Have you ever met a “Rick”?

The activist and the super-activist

For anyone in the FLOSS community there are clear parallels between “Rick” and Stallman – massive contributions forgiving toxic behaviour that ultimately damages the wider cause. But it’s not exclusive to tech – many people have experienced this, indeed it’s probably a cultural norm.

In the Liberal Democrats there is the concept of a super-activist – somebody that single-handedly builds up activism in an area or on an issue. This has been an important part of Lib Dem successes, and in many parts of the country the presence of the Lib Dems is down to the work of a tiny amount of people.

These people should of course be congratulated – but it’s clear that this model is also a limit on success. In many places the Lib Dems are almost impossible to shift, but are also not in danger of taking the council (or the constituency) simply because those achievements are usually beyond the reach of a single, super-active person – and they haven’t developed the processes and culture to grow meaningfully beyond this.

In fact: does that situation – big early successes followed by medium-term loss of momentum – create a culture that turns a well-meaning and hard-working person into a “Rick”?

Rick isn’t the only problem

One thing identified by commentary in the tech community around that blog post was that “Rick” wasn’t created in a vacuum. Indeed, a lot of people had empathy for “Rick” – trying to hold together a project while management failed at their job of managing him and the team around him. Some people are definitely ready to become a rockstar, but it’s a community (workplace, political party, whatever) and their values that create rockstars. In that, there’s a lesson for both the tech community and the political community – fire your rock stars – and stop creating new ones.

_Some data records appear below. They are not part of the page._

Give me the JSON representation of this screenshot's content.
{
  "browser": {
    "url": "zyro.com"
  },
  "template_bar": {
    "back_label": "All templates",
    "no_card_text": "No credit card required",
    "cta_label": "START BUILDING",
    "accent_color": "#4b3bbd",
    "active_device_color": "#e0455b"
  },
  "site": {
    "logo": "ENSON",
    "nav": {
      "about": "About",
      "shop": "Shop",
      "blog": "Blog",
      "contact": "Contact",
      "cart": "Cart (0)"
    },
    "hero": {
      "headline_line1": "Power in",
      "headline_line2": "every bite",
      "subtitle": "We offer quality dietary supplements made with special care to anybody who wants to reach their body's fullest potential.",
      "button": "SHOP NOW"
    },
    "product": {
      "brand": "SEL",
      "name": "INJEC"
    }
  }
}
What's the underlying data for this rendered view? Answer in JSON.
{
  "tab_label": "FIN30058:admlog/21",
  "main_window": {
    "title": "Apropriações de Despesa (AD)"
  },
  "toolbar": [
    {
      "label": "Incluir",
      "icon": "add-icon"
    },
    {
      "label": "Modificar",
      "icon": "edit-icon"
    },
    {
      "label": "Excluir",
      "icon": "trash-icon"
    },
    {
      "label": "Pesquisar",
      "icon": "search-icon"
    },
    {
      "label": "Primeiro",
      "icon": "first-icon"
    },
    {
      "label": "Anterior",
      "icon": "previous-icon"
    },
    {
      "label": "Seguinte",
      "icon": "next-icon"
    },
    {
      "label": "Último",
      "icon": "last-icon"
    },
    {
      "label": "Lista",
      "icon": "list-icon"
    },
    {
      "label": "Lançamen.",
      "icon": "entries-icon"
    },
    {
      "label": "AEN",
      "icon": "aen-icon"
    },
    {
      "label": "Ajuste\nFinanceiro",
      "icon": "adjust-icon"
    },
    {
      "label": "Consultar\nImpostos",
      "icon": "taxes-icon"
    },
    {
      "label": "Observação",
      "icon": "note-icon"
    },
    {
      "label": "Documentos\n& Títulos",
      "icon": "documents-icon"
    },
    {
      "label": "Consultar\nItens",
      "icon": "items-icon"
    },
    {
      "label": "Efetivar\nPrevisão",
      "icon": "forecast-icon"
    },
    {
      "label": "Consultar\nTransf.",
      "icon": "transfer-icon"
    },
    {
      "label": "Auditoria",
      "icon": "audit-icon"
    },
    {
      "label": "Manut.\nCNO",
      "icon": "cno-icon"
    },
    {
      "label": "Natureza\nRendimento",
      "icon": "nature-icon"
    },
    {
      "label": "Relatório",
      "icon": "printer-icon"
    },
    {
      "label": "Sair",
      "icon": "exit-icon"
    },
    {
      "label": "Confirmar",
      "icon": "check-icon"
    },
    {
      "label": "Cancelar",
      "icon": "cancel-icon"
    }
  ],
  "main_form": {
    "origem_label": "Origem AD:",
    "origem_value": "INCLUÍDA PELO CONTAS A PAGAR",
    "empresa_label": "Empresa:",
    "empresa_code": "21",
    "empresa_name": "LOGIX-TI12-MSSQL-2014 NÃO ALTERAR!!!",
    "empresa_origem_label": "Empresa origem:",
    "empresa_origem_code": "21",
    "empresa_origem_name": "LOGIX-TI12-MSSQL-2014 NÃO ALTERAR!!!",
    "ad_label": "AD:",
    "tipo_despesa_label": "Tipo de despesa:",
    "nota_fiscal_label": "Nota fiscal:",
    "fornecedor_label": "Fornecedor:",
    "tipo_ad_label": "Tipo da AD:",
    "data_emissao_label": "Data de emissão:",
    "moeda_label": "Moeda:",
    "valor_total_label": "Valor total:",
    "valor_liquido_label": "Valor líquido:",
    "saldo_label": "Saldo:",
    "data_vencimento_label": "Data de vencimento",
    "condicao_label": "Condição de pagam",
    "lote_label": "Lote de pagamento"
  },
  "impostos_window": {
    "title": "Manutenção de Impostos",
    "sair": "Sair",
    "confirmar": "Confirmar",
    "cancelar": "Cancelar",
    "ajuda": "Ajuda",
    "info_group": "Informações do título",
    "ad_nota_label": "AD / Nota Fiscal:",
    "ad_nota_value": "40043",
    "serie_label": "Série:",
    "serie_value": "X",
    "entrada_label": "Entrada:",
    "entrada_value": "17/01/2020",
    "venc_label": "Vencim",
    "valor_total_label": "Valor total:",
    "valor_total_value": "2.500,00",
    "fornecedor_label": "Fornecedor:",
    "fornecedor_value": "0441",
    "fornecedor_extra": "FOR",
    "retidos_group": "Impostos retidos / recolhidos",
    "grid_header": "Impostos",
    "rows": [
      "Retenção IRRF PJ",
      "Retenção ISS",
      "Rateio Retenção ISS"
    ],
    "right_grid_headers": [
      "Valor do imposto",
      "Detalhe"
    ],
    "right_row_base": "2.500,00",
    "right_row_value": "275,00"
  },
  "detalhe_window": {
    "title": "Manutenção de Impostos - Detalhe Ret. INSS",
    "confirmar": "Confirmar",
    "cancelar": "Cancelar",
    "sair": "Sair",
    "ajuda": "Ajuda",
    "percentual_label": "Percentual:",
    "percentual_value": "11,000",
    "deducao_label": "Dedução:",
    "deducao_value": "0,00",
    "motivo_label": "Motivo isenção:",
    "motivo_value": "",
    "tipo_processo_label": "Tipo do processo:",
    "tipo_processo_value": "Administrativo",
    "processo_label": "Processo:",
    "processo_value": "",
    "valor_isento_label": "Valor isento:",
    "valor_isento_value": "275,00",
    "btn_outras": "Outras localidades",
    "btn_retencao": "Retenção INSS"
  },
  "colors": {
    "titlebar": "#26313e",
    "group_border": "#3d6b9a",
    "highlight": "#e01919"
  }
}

All that, of course, does not absolve people of their actions or their choices. This article started by talking about Richard Stallman, who created a community around his belief that software should be free – that people should be able to study, distribute and modify the code that runs on their computers, their phones, their fridges and in their cars. In demanding that freedom over 40 years ago, Stallman showed unparalleled prescience. Today, many companies deliberately lock us out of the code that dictates our lives and our lifestyles, and that freedom is something we must demand and that we must win back.

I believe the FLOSS community will survive him, and the efforts to grow beyond his legacy sustain that hope. But in his stubborn drive to return to the board of the FSF he has put the community he created – the community I love – in almost existential danger. This old man seems intent to leave scorched earth in his arrogant insistence that he’s done nothing wrong, and might yet destroy our cause in the process.

Learn these lessons in your own communities – and fire your rockstars, before it’s too late.